According to Melinda Gates, there aren’t enough women working in the field of artificial intelligence.
“The thing I want to say to everybody in the room is: We ought to care about women being in computer science,” Gates said at a recent ReCode conference, according to Bloomberg Technology. “You want women participating in all of these things because you want a diverse environment creating AI and tech tools and everything we’re going to use.”
Melinda Gates’ comment came after her husband Bill extolled the virtues of artificial intelligence. “Certainly, it’s the most exciting thing going on,” he said. “It’s the Holy Grail.

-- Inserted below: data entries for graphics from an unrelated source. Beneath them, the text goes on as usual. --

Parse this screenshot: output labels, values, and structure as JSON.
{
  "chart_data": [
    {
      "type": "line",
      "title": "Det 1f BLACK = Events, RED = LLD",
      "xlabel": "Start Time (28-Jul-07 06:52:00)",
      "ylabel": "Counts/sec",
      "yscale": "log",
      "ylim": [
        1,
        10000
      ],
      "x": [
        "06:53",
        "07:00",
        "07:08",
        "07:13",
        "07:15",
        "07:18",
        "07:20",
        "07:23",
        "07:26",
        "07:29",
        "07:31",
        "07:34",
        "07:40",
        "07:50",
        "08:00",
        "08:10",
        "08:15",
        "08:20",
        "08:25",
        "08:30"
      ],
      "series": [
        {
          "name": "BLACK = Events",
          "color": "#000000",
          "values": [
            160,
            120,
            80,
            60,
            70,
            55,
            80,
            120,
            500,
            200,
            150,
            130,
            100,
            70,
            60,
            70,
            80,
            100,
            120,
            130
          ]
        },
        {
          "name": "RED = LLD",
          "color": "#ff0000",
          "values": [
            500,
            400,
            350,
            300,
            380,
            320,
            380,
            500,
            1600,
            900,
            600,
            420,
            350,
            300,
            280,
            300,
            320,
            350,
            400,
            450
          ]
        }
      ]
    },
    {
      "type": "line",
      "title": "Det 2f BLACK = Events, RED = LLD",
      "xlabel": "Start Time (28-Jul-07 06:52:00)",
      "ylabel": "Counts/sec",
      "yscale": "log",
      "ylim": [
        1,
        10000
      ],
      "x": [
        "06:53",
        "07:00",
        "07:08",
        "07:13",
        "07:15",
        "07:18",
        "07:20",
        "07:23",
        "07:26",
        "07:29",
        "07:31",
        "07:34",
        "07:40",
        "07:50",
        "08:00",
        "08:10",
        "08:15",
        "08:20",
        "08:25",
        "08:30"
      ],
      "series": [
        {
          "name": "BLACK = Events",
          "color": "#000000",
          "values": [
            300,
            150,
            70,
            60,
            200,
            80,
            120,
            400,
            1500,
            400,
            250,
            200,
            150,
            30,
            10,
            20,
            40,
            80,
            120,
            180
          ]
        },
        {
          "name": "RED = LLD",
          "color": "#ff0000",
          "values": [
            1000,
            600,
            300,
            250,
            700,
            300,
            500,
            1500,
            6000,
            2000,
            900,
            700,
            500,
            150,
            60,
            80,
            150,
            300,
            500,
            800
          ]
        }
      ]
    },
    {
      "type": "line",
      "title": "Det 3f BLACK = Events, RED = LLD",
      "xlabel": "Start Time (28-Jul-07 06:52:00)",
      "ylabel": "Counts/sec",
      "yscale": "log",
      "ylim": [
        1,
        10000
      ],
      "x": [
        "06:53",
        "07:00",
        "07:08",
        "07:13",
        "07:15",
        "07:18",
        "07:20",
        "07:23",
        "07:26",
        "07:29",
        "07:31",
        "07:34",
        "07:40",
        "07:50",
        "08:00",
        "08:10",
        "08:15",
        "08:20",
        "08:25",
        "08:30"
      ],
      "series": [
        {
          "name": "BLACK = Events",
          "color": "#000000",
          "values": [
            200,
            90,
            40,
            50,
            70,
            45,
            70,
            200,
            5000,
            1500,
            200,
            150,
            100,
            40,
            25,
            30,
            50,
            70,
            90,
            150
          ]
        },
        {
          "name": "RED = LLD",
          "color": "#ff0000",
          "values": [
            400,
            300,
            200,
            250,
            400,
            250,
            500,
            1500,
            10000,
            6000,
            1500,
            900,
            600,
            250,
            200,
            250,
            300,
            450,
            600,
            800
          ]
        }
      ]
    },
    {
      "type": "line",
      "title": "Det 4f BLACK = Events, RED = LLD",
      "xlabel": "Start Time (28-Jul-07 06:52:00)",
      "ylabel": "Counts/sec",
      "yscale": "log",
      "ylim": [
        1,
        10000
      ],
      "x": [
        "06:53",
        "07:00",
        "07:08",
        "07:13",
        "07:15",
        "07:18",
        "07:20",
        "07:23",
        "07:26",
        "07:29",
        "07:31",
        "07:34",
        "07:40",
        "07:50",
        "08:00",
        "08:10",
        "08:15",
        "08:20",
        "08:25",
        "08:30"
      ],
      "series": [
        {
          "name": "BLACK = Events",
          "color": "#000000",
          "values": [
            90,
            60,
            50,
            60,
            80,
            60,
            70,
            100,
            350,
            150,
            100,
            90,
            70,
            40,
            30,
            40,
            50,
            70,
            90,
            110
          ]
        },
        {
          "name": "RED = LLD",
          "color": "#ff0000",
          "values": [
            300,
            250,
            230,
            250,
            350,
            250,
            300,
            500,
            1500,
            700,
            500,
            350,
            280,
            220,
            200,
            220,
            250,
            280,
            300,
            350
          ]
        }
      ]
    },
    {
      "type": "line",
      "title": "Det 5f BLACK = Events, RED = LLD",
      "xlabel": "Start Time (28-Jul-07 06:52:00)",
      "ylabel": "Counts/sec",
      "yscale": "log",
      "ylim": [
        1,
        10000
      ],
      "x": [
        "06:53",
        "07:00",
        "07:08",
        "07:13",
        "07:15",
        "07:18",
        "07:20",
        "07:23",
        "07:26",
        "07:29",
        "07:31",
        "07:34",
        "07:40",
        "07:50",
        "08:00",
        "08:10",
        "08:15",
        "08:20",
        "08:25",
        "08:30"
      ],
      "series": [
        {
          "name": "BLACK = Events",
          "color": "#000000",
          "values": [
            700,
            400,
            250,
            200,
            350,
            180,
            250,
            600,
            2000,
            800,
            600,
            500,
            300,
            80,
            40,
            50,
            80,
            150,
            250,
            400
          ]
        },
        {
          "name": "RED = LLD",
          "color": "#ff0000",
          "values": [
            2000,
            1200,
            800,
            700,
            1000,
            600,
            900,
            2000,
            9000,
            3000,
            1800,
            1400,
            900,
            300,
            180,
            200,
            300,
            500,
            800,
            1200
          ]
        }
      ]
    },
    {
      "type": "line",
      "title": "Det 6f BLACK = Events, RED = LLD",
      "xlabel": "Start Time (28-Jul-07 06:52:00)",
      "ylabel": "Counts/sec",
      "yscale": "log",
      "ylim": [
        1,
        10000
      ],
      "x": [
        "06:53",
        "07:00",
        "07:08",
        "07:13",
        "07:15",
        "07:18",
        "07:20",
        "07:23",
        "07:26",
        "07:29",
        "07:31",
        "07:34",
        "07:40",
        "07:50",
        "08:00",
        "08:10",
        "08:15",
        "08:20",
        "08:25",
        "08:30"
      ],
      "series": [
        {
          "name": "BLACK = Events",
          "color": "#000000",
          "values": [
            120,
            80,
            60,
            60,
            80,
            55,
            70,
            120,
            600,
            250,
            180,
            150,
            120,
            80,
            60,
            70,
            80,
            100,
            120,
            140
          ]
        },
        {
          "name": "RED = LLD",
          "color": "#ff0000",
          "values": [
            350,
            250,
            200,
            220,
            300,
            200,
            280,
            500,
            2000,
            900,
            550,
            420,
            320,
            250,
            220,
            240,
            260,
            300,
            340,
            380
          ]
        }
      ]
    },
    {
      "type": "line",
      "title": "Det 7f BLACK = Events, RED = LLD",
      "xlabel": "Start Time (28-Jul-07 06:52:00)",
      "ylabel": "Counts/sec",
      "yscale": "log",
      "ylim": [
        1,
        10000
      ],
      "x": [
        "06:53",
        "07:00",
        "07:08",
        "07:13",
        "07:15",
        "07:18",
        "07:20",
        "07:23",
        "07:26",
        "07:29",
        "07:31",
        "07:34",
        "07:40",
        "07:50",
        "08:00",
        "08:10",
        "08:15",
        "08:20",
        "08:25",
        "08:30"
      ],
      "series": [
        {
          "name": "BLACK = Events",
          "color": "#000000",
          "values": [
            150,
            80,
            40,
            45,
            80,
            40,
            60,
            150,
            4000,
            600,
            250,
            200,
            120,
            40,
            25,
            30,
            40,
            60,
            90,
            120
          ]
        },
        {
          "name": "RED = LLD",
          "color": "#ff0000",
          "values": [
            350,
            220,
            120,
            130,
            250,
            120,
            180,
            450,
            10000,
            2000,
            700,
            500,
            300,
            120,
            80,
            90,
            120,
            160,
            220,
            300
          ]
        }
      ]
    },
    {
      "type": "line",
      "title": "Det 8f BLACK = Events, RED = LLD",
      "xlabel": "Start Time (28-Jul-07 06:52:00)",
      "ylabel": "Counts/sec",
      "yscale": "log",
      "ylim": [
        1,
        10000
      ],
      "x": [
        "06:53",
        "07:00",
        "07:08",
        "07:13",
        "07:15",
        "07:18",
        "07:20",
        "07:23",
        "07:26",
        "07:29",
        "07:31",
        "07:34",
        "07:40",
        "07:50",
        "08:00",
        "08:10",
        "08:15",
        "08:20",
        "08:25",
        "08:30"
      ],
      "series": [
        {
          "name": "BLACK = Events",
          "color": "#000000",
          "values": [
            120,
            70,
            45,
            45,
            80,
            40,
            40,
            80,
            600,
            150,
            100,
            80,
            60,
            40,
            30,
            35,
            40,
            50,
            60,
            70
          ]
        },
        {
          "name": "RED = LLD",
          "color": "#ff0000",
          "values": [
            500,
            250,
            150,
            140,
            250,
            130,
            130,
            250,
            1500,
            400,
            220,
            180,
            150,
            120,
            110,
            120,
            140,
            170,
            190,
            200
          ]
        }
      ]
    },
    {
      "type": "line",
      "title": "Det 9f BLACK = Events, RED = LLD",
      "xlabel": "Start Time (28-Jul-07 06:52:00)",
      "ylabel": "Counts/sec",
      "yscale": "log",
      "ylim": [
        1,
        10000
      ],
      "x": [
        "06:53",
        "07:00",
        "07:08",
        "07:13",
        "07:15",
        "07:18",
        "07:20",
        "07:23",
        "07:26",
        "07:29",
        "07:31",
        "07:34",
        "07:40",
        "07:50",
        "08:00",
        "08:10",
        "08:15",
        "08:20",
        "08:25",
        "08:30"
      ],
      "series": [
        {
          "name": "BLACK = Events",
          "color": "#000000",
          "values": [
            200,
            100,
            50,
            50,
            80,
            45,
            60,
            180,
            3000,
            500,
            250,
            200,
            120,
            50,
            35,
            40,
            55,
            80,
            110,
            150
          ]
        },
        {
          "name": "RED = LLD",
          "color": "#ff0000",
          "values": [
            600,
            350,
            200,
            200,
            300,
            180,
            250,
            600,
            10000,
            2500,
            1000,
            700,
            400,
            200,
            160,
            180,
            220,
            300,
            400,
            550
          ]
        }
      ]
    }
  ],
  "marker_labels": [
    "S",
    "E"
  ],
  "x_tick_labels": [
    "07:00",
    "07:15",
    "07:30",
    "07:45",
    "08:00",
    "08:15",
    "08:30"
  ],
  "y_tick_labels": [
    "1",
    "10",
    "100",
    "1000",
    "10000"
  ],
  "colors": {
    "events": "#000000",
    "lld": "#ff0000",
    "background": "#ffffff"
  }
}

It’s the big dream that anybody who’s ever been in computer science has been thinking about.”
Pointing out that currently only 17 percent of computer science graduates are women, compared to a previous high of 37 percent, Melinda Gates was making a statement not only about computer science in general, but also how it could matter in the field of artificial intelligence, where rules-based behavior could be shaped predominately by men.
Bloomberg obtained figures from the 2015 Neural Information Processing Systems conference in Montreal, one of the year’s largest artificial intelligence events. Women accounted for only 13.7 percent of the conference attendees.
And does the issue matter? Conference attendee Margaret Mitchell thinks it does. “I call it a sea of dudes,” said Mitchell, a Microsoft researcher who works on computer vision and language problems. Mitchell is the only female researcher in Microsoft’s “cognition” group. Estimating that in the past five years she’s worked with about ten women and hundreds of men, Mitchell said, “I do absolutely believe that gender has an effect on the types of questions that we ask,” she said.
“You’re putting yourself in a position of myopia.”